Improving access to mobile communications can bring about an "incremental" impact on the economic and social growth in developing markets in terms of gross domestic product (GDP) and human development index (HDI), a new study has revealed.
Released Monday, the study, done by Bell Labs and the World Economic Forum's Global Agenda Council (GAC), argued the "right combination of actions and investment can accelerate the economic impact of broad access to mobility by as much as 36 percent, measured in GDP". Bell Labs is the research arm of telecommunications infrastructure maker Alcatel-Lucent.
"Putting Broadband in the Palms of People's Hands: A Model to Drive Faster Economic and Social Growth" was a result of studying the mobile landscape in emerging economies, including Bangladesh, Kenya and Venezuela. It concluded that there was a correlation between mobile penetration and the prosperity of emerging economies.
Earlier research by the World Bank calculated that every 10 percent increase in mobile penetration leads to 1 percent increase in GDP in low- to medium-income economies, the new report cited. Bell Labs and GAC, however, argued that there is "potential" to grow socioeconomic benefits "even more quickly" in both GDP and HDI.
The Human Development Index is a measure of the quality of life based on life expectancy, education and standard of living.
There is a "strong link between increased telecommunications penetration and faster economic and social development", and that mobile communications in particular opens up "groundbreaking opportunities to transform industries and improve living conditions in developing countries", the organizations noted in the report.
In other words, if more people are granted access to mobile communications, economies "can grow and improve lives", they added, noting that mobile networks provide the means to connect more people to services, information and markets in today's digital economy. The ability to be connected is "especially important" to users living in developing countries.
For instance, people can learn English through a mobile service, which also improves literacy, while farmers can use their mobile to check market prices and text offers to each other, the report suggested.
Three areas to accelerate growth
According to the study, 86 percent of the world's population live in developing countries, yet mobile access there is "still far behind adoption in developed regions".

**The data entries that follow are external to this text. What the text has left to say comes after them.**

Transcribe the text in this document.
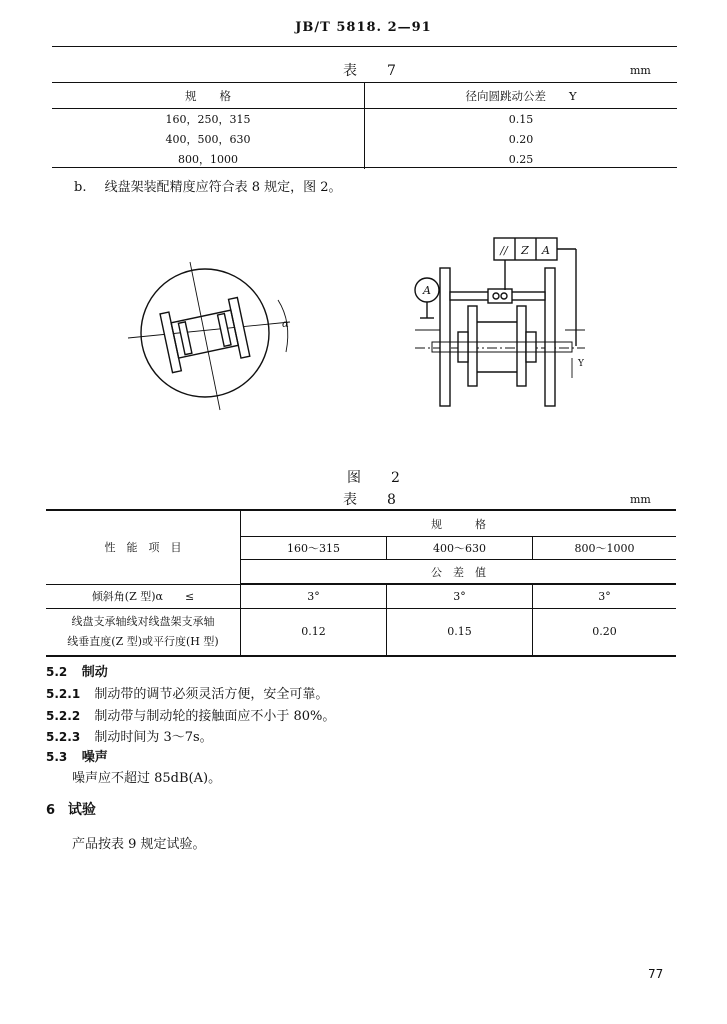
JB/T 5818. 2—91
表　7	mm
规　　格	径向圆跳动公差　　Y
160，250，315	0.15
400，500，630	0.20
800，1000	0.25
b. 线盘架装配精度应符合表 8 规定，图 2。
α
A
// Z A
Y
图　2
表　8	mm
性　能　项　目	规　　　格		
	160～315	400～630	800～1000
	公　差　值		
倾斜角(Z 型)α　　≤	3°	3°	3°

线盘支承轴线对线盘架支承轴
线垂直度(Z 型)或平行度(H 型)	0.12	0.15	0.20
5.2 制动
5.2.1 制动带的调节必须灵活方便，安全可靠。
5.2.2 制动带与制动轮的接触面应不小于 80%。
5.2.3 制动时间为 3～7s。
5.3 噪声
噪声应不超过 85dB(A)。
6 试验
产品按表 9 规定试验。
77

In Bangladesh, for instance, the urban populace's connectivity is growing at a reasonable pace, but the country has a large, under-served mobile population, particularly in the rural areas. From this example, the authors listed three key issues which will have the most impact on socioeconomic growth in developing economies: infrastructure; applications and affordability.
Infrastructure, the organizations noted, is key to accelerating the provision of universal and ubiquitous mobile access. However, new, sustainable business models that enable access at low cost with green technologies are required. Such a "rethinking" of infrastructure is necessary because if current traffic and tech adoption patterns continue, there will be "underserved" rural areas and "overloaded" urban networks.
The report also pointed out that adoption of mobile services is hampered by a lack of applications--while there are apps that appealed to niche segments of underserved populations, there are few apps that can be bundled as a suite in order to add value to users. Adoption rate accelerates only when mobile apps are relevant and appeal to a large portion of the rural base, it added.
Apps, the authors emphasized, need to be both "relevant" and "scalable", rather than innovative, to achieve broad deployment. One example is Mamakiba, a mobile app that helps Bangladeshi expectant mothers with irregular incomes, save and prepare the costs of prenatal care and childbirth.
Lastly, affordability must be "fully embraced" in order to meet the "price pressures of the poor". In Bangladesh, for example, monthly service charges and handset prices are prohibiting mobile phone ownership, especially among the poor, the organizations said in the report.
According to the study, the total cost of mobile communications should be less than 5 percent of household budgets in order to be a "realistic" option for low- to middle-income users. Phone manufacturers, content creators, government agencies, and wealthier consumers who upgrade their handsets regularly, can all play a part in putting "affordable hardware and connectivity into the hands of the poor", the report concluded.